Quakes From Italy to Alaska Unrelated: Experts
The deaths of 26 children in southern Italy when their school collapsed on Thursday caused international shock and made it seem that subsequent quakes in Indonesia, Pakistan, the United States and Japan were part of a freak chain.
But seismologists were unanimous: The earth is not going into a sudden spasm. People who live on geological fault lines, such as in San Francisco, California, are no more at risk than they were before, Reuters reported.
"There is not direct relation, no cause and effect. What we have is a planet that is very seismic. It has always been very seismic," Enzo Boschi, Director of Italy's National Institute of Geophysics and Vulcanology, said.
"It's more or less a coincidence. Earthquakes happen all the time," echoed Jorg Schlittenhardt, physicist at the German Seismic Data Analysis Center in Hanover.
Scientists said there were about 1,000 quakes a year, or two or three a day, of between 5.0 and 5.9 on the Richter scale -- a magnitude that experts say usually causes little damage to well-constructed buildings. Quakes in Italy, Pakistan and Japan were below 6.0.
In Pakistan, at least 17 people died in the mountainous north and 2,000 were displaced by quakes on Saturday with the biggest measuring 5.6 on the Richter scale.
The Italian quake, the worst in Italy since 1997, measured 5.4. apart from the dead six-and seven-year-olds, a teacher and two elderly women were killed to give a toll of 29.

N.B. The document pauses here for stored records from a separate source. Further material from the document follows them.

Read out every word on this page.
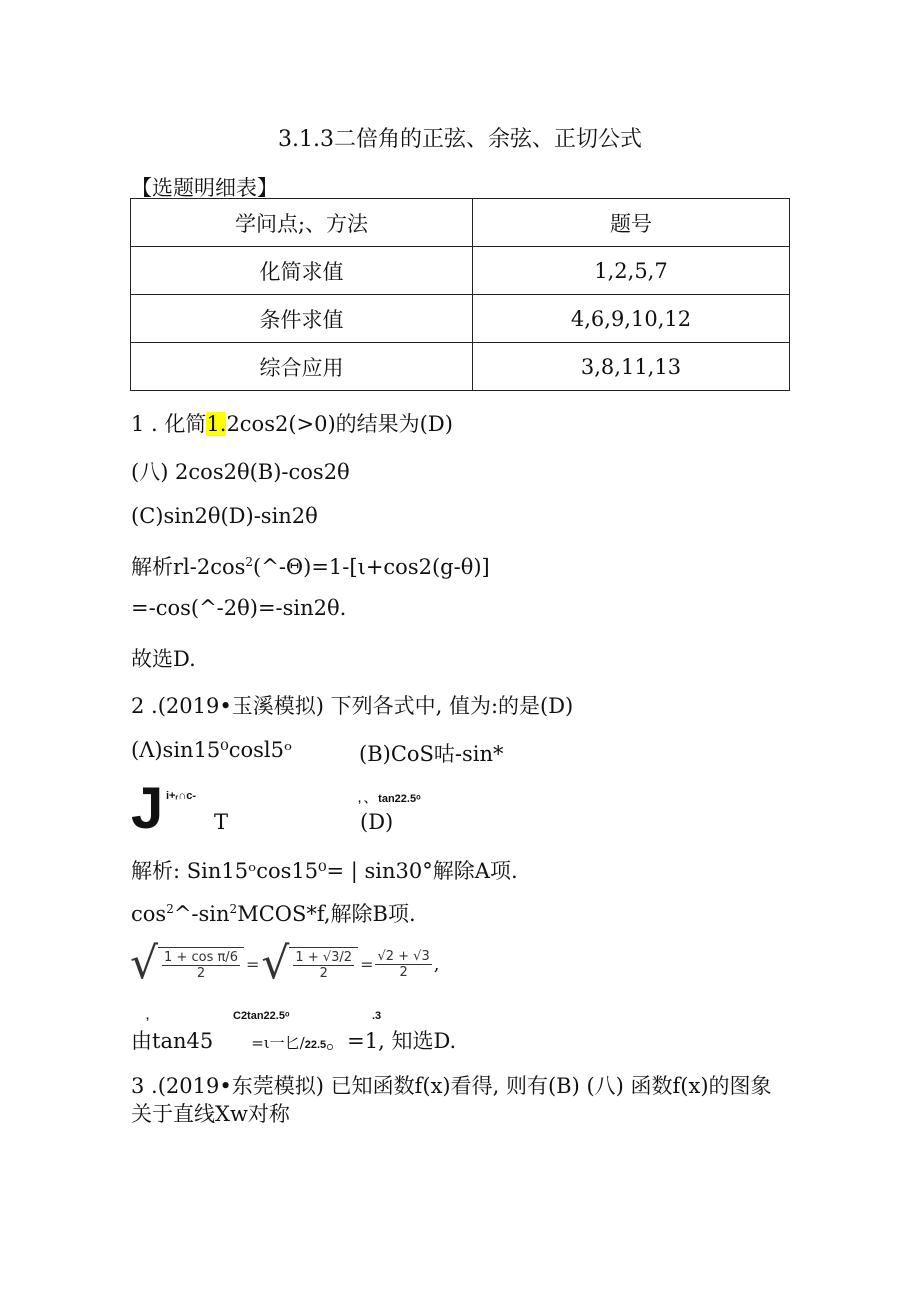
3.1.3二倍角的正弦、余弦、正切公式
【选题明细表】
学问点;、方法	题号
化简求值	1,2,5,7
条件求值	4,6,9,10,12
综合应用	3,8,11,13
1 . 化简1.2cos2(>0)的结果为(D)
(八) 2cos2θ(B)-cos2θ
(C)sin2θ(D)-sin2θ
解析$rl-2\cos^2(\^{}-\Theta)=1-[\iota+\cos 2(g-\theta)]$
=-cos(^-2θ)=-sin2θ.
故选D.
2 .(2019•玉溪模拟) 下列各式中, 值为:的是(D)
(Λ)sin15⁰cosl5ᵒ	(B)CoS咕-sin*
J i+ᵣ∩c-
T
, 、 tan22.5ᵒ
(D)
解析: Sin15ᵒcos15⁰= | sin30°解除A项.
$\cos^2\^{}-\sin^2MCOS*f$,解除B项.
√ $\frac{\text{1 + cos π/6}}{2}$ = √ $\frac{1 + √3/2}{2} = \frac{√2 + √3}{2}$ ,
,	C2tan22.5ᵒ	.3
由tan45	=ι一匕/22.5。=1, 知选D.
3 .(2019•东莞模拟) 已知函数f(x)看得, 则有(B) (八) 函数f(x)的图象
关于直线Xw对称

And at least two people died and 5,300 were made homeless in a bigger 7.5-7.7 magnitude quake near Indonesia's Sumatra island on Saturday. Quakes in Alaska and Japan caused no fatalities.
More Vulnerable Scientists say that the globe's rising population may make damage greater as people cram into slums in ever-bigger cities.
"The increase in population makes us more vulnerable," said Hilmar Bungum at the Norwegian Norsar Seismic Institute.
In the past century, about 1.6 million people have died in earthquakes. The worst was in Tangshan, China, in 1976 that killed about 240,000 people.
Quakes are caused when continent-sized tectonic plates deep under the earth's surface, that move at about the speed finger nails grow, bump together. Scientists have found no reliable way to predict quakes.
"The (recent) quakes happened along different tectonic plates, therefore they cannot be related," said Fauzi (eds: one name), the Jakarta-based coordinator for Indonesia's meteorology and geophysics agency.
The Alaskan quake, the biggest in the past week at 7.9 on the Richter scale, damaged highways and forced closure of the trans-Alaska oil pipeline. But the only casualty in a remote, sparsely populated area was a 76-year-old woman who broke an arm while fleeing her home.
Seismologists say a tremor can cause others nearby -- the Alaska quake followed one in the region on October 23.
"We can sometimes see increases in seismicity around larger earthquakes, but we can't say that will increase seismicity in other parts of the globe," said Paul Whitmore, geophysicist for the West Coast & Alaska Tsunami Warning Center.
The U.S. geological survey estimates that the number of big earthquakes has remained fairly constant or may even have decreased in the late 20th century.
Small quakes can often be most devastating if they hit areas with poor construction standards. About 12,500 people died in Agadir, Morocco, after their homes collapsed in a tremor measuring just 5.9 on the Richter scale in 1960.